Thursday, May 18, 2006

Nanny State


I've been asked my opinion of Dean Baker’s ebook The Conservative Nanny State, which has some provocative theses on free trade and immigration. I'm interested in your thoughts. My take, after reading the first third of the book, is that he tends to oversimplify complicated issues. He also contradicts himself by offering opposing motivations of the "rich". For instance, if allowing more foreign-trained physicians would lower health costs, as Baker surmises, then why aren't the greedy capitalist business owners who pay the healthcare costs of their employees clamoring for more lax immigration policies for internationally trained doctors?

In fact, over 25% of the physicians currently practicing in the US are graduates of foreign medical schools; does Baker think that number should be 50%, 75%, 100%? In fact, foreigners make up a greater number of physicians than almost any other profession in the US, taxi drivers notwithstanding. If we are going to allow barrier-free immigration for physicians, then I suppose we are going to do the same for lawyers, chemists, teachers, economists and organic chemists as well. How many professionals should we allow in? A million? Ten million? 100 million? At some point we merely become a nation without borders, without sovereignty.

Baker would have a stronger argument if he supported opening more US medical schools or training more specialist surgeons to increase the competition, which economic law of supply and demand would seem to dictate lower salaries and lower costs. Unfortunately, studies show that if more surgeons practice in a given community, then more surgery overall is performed, even if the per capita number of cases declines. More doctors often leads to more healthcare expense. Just as having both a Wal-Mart and a Meijer store in town doesn’t mean that people will buy less televisions and toasters, having more doctors does not mean that people will access medical care any less.

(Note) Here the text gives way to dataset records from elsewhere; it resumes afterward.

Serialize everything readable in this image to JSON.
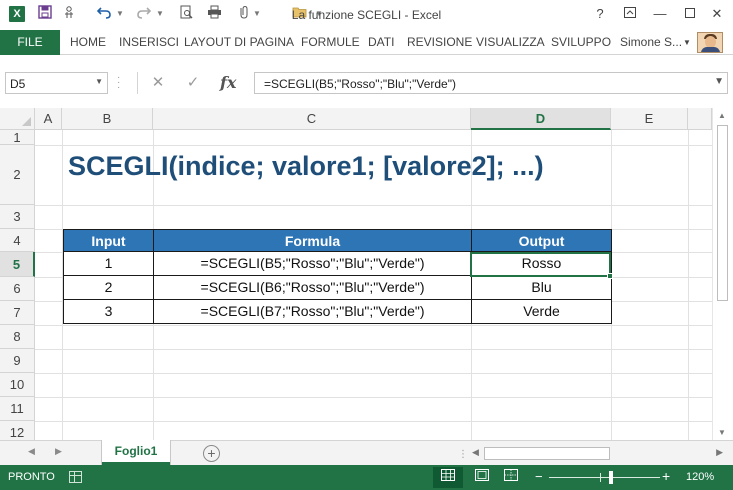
{
  "window": {
    "title": "La funzione SCEGLI - Excel",
    "app_icon": "X",
    "help": "?"
  },
  "quick_access": {
    "save_icon": "save-icon",
    "undo_icon": "undo-icon",
    "redo_icon": "redo-icon"
  },
  "ribbon": {
    "file": "FILE",
    "tabs": [
      "HOME",
      "INSERISCI",
      "LAYOUT DI PAGINA",
      "FORMULE",
      "DATI",
      "REVISIONE",
      "VISUALIZZA",
      "SVILUPPO"
    ],
    "user": "Simone S..."
  },
  "formula_bar": {
    "name_box": "D5",
    "fx": "fx",
    "formula": "=SCEGLI(B5;\"Rosso\";\"Blu\";\"Verde\")"
  },
  "grid": {
    "columns": [
      "A",
      "B",
      "C",
      "D",
      "E"
    ],
    "selected_column": "D",
    "rows": [
      "1",
      "2",
      "3",
      "4",
      "5",
      "6",
      "7",
      "8",
      "9",
      "10",
      "11",
      "12"
    ],
    "selected_row": "5"
  },
  "sheet": {
    "heading": "SCEGLI(indice; valore1; [valore2]; ...)",
    "table": {
      "headers": [
        "Input",
        "Formula",
        "Output"
      ],
      "rows": [
        [
          "1",
          "=SCEGLI(B5;\"Rosso\";\"Blu\";\"Verde\")",
          "Rosso"
        ],
        [
          "2",
          "=SCEGLI(B6;\"Rosso\";\"Blu\";\"Verde\")",
          "Blu"
        ],
        [
          "3",
          "=SCEGLI(B7;\"Rosso\";\"Blu\";\"Verde\")",
          "Verde"
        ]
      ]
    }
  },
  "sheet_tabs": {
    "active": "Foglio1",
    "add": "+"
  },
  "status": {
    "text": "PRONTO",
    "zoom": "120%"
  },
  "colors": {
    "excel_green": "#217346",
    "header_blue": "#2e75b6",
    "heading_blue": "#1f4e79"
  }
}
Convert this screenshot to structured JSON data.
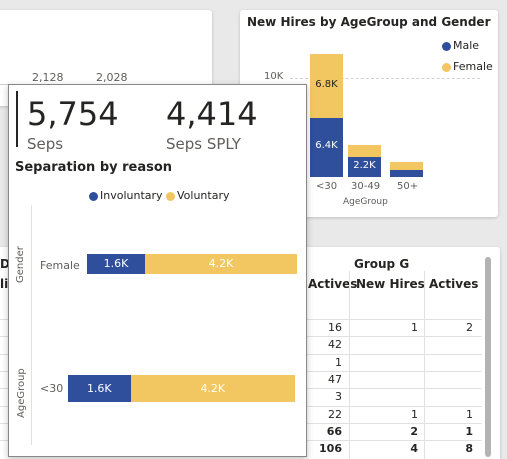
{
  "left_card": {
    "values": [
      "2,128",
      "2,028"
    ]
  },
  "new_hires_chart": {
    "title": "New Hires by AgeGroup and Gender",
    "legend": [
      "Male",
      "Female"
    ],
    "y_tick": "10K",
    "x_axis_label": "AgeGroup",
    "colors": {
      "male": "#2f4f9c",
      "female": "#f2c660"
    },
    "chart_data": {
      "type": "bar",
      "stacked": true,
      "title": "New Hires by AgeGroup and Gender",
      "xlabel": "AgeGroup",
      "categories": [
        "<30",
        "30-49",
        "50+"
      ],
      "series": [
        {
          "name": "Male",
          "values": [
            6400,
            2200,
            800
          ],
          "labels": [
            "6.4K",
            "2.2K",
            ""
          ]
        },
        {
          "name": "Female",
          "values": [
            6800,
            1200,
            800
          ],
          "labels": [
            "6.8K",
            "",
            ""
          ]
        }
      ],
      "ylim": [
        0,
        14000
      ]
    }
  },
  "table": {
    "group_partial": "D",
    "hire_partial": "lire",
    "group_g": "Group G",
    "col_actives_1": "Actives",
    "col_new_hires": "New Hires",
    "col_actives_2": "Actives",
    "actives_1": [
      "16",
      "42",
      "1",
      "47",
      "3",
      "22",
      "66",
      "106"
    ],
    "new_hires": [
      "1",
      "",
      "",
      "",
      "",
      "1",
      "2",
      "4"
    ],
    "actives_2": [
      "2",
      "",
      "",
      "",
      "",
      "1",
      "1",
      "8"
    ]
  },
  "tooltip": {
    "kpi1": {
      "value": "5,754",
      "label": "Seps"
    },
    "kpi2": {
      "value": "4,414",
      "label": "Seps SPLY"
    },
    "chart_title": "Separation by reason",
    "legend": [
      "Involuntary",
      "Voluntary"
    ],
    "colors": {
      "involuntary": "#2f4f9c",
      "voluntary": "#f2c660"
    },
    "groups": [
      {
        "dimension": "Gender",
        "category": "Female",
        "involuntary": "1.6K",
        "voluntary": "4.2K"
      },
      {
        "dimension": "AgeGroup",
        "category": "<30",
        "involuntary": "1.6K",
        "voluntary": "4.2K"
      }
    ],
    "chart_data": {
      "type": "bar",
      "orientation": "horizontal",
      "stacked": true,
      "title": "Separation by reason",
      "categories": [
        "Female",
        "<30"
      ],
      "series": [
        {
          "name": "Involuntary",
          "values": [
            1600,
            1600
          ]
        },
        {
          "name": "Voluntary",
          "values": [
            4200,
            4200
          ]
        }
      ]
    }
  }
}
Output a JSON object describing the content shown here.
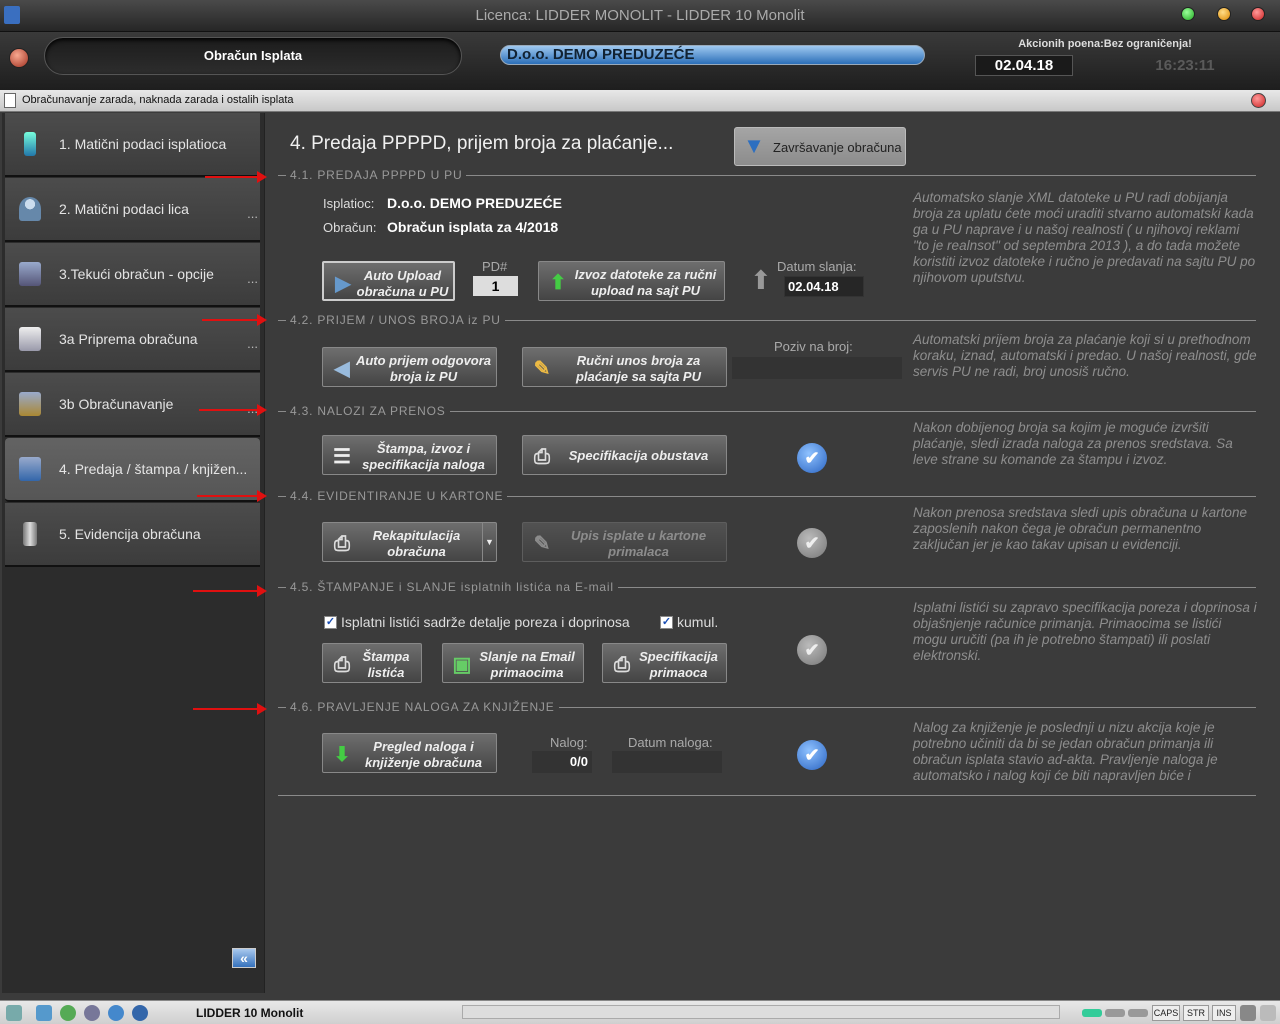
{
  "window": {
    "title": "Licenca: LIDDER MONOLIT - LIDDER 10 Monolit"
  },
  "header": {
    "module": "Obračun Isplata",
    "company": "D.o.o. DEMO PREDUZEĆE",
    "points": "Akcionih poena:Bez ograničenja!",
    "date": "02.04.18",
    "time": "16:23:11"
  },
  "subwindow": {
    "title": "Obračunavanje zarada, naknada zarada i ostalih isplata"
  },
  "sidebar": {
    "items": [
      {
        "label": "1. Matični podaci isplatioca",
        "icon": "bottle-icon"
      },
      {
        "label": "2. Matični podaci lica",
        "icon": "person-icon"
      },
      {
        "label": "3.Tekući obračun - opcije",
        "icon": "database-check-icon"
      },
      {
        "label": "3a Priprema obračuna",
        "icon": "document-database-icon"
      },
      {
        "label": "3b Obračunavanje",
        "icon": "database-gear-icon"
      },
      {
        "label": "4. Predaja / štampa / knjižen...",
        "icon": "database-info-icon"
      },
      {
        "label": "5. Evidencija obračuna",
        "icon": "cylinder-icon"
      }
    ],
    "dots": "...",
    "collapse": "«"
  },
  "main": {
    "title": "4. Predaja PPPPD, prijem broja za plaćanje...",
    "finish_button": "Završavanje obračuna",
    "s41": {
      "header": "4.1. PREDAJA PPPPD U PU",
      "payer_label": "Isplatioc:",
      "payer": "D.o.o. DEMO PREDUZEĆE",
      "calc_label": "Obračun:",
      "calc": "Obračun isplata za 4/2018",
      "auto_upload": "Auto Upload obračuna u PU",
      "pd_label": "PD#",
      "pd_value": "1",
      "export_button": "Izvoz datoteke za ručni upload na sajt PU",
      "send_date_label": "Datum slanja:",
      "send_date": "02.04.18",
      "desc": "Automatsko slanje XML datoteke u PU radi dobijanja broja za uplatu ćete moći uraditi stvarno automatski kada ga u PU naprave i u našoj realnosti ( u njihovoj reklami \"to je realnsot\" od septembra 2013 ), a do tada možete koristiti izvoz datoteke i ručno je predavati na sajtu PU po njihovom uputstvu."
    },
    "s42": {
      "header": "4.2. PRIJEM / UNOS BROJA iz PU",
      "auto_receive": "Auto prijem odgovora broja iz PU",
      "manual_entry": "Ručni unos broja za plaćanje sa sajta PU",
      "ref_label": "Poziv na broj:",
      "desc": "Automatski prijem broja za plaćanje koji si u prethodnom koraku, iznad, automatski i predao. U našoj realnosti, gde servis PU ne radi, broj unosiš ručno."
    },
    "s43": {
      "header": "4.3. NALOZI ZA PRENOS",
      "print_button": "Štampa, izvoz i specifikacija naloga",
      "spec_button": "Specifikacija obustava",
      "desc": "Nakon dobijenog broja sa kojim je moguće izvršiti plaćanje, sledi izrada naloga za prenos sredstava. Sa leve strane su komande za štampu i izvoz."
    },
    "s44": {
      "header": "4.4. EVIDENTIRANJE U KARTONE",
      "recap_button": "Rekapitulacija obračuna",
      "entry_button": "Upis isplate u kartone primalaca",
      "desc": "Nakon prenosa sredstava sledi upis obračuna u kartone zaposlenih nakon čega je obračun permanentno zaključan jer je kao takav upisan u evidenciji."
    },
    "s45": {
      "header": "4.5. ŠTAMPANJE i SLANJE isplatnih listića na E-mail",
      "cb1_label": "Isplatni listići sadrže detalje poreza i doprinosa",
      "cb2_label": "kumul.",
      "print_slips": "Štampa listića",
      "email_button": "Slanje na Email primaocima",
      "spec_recv": "Specifikacija primaoca",
      "desc": "Isplatni listići su zapravo specifikacija poreza i doprinosa i objašnjenje računice primanja. Primaocima se listići mogu uručiti (pa ih je potrebno štampati) ili poslati elektronski."
    },
    "s46": {
      "header": "4.6. PRAVLJENJE NALOGA ZA KNJIŽENJE",
      "review_button": "Pregled naloga i knjiženje obračuna",
      "order_label": "Nalog:",
      "order_value": "0/0",
      "order_date_label": "Datum naloga:",
      "desc": "Nalog za knjiženje je poslednji u nizu akcija koje je potrebno učiniti da bi se jedan obračun primanja ili obračun isplata stavio ad-akta. Pravljenje naloga je automatsko i nalog koji će biti napravljen biće i"
    }
  },
  "statusbar": {
    "app": "LIDDER 10 Monolit",
    "keys": [
      "CAPS",
      "STR",
      "INS"
    ]
  }
}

It may seem I'm merely reacting to Baker's assault on the US medical system and his affectation for bemoaning the high salaries of US physicians, but I'm not. I have always been an advocate for a single payer system, or at least a single payment system, which could ensure better access to care for all at a controllable cost. This would surely provide the tools to decrease the total compensation paid to US physicians, but could lower the most highly paid specialists the most and spare those who provide primary care. In medicine, generalists make far less than subspecialty surgeons, with that discrepancy growing larger and larger. Salaries in medicine mirror the growing dichotomy in the US socioeconomic structure in general, with the rich getting richer and the "poor" just getting by. Just as in any economic system such large differences in wealth lead to class struggle and, as Marx and Engels point out, instability and warfare.

Another point I'll add: Baker keeps confusing immigration with free-trade. Restricting immigration is much different than restricting free trade. While US citizens may not be able to "enjoy the benefits” of having a horde of low-priced foreign-trained doctors rooting around their bellies at their local hospitals, these same citizens are more than free to travel to Mexico or Guatemala for their hysterectomy. Interestingly, that is happening to some degree with hospitals operating in Costa Rica and parts of SE Asia that cater to wealthy Americans and Australians, respectively. These hospitals are often staffed with well-trained nurses and doctors, but operate very cheaply because of the lack of expensive regulation and malpractice insurance. Caveat emptor.

In sum, the provision of healthcare is an extremely complicated economic model that even the venerable economist Peter Drucker couldn't solve. To think that simply opening our borders to every foreign doctor with a diploma would solve the problem is laughably glib. Would flooding the US market with foreign-trained physicians lower doctors' salaries? Certainly. But would it lead to lower healthcare costs? Never. And better quality? Ha! Is US healthcare in trouble? Yes. Does Dean Baker have the answer? Hardly.

Looking forward to finishing the ebook and engaging a more thorough discussion.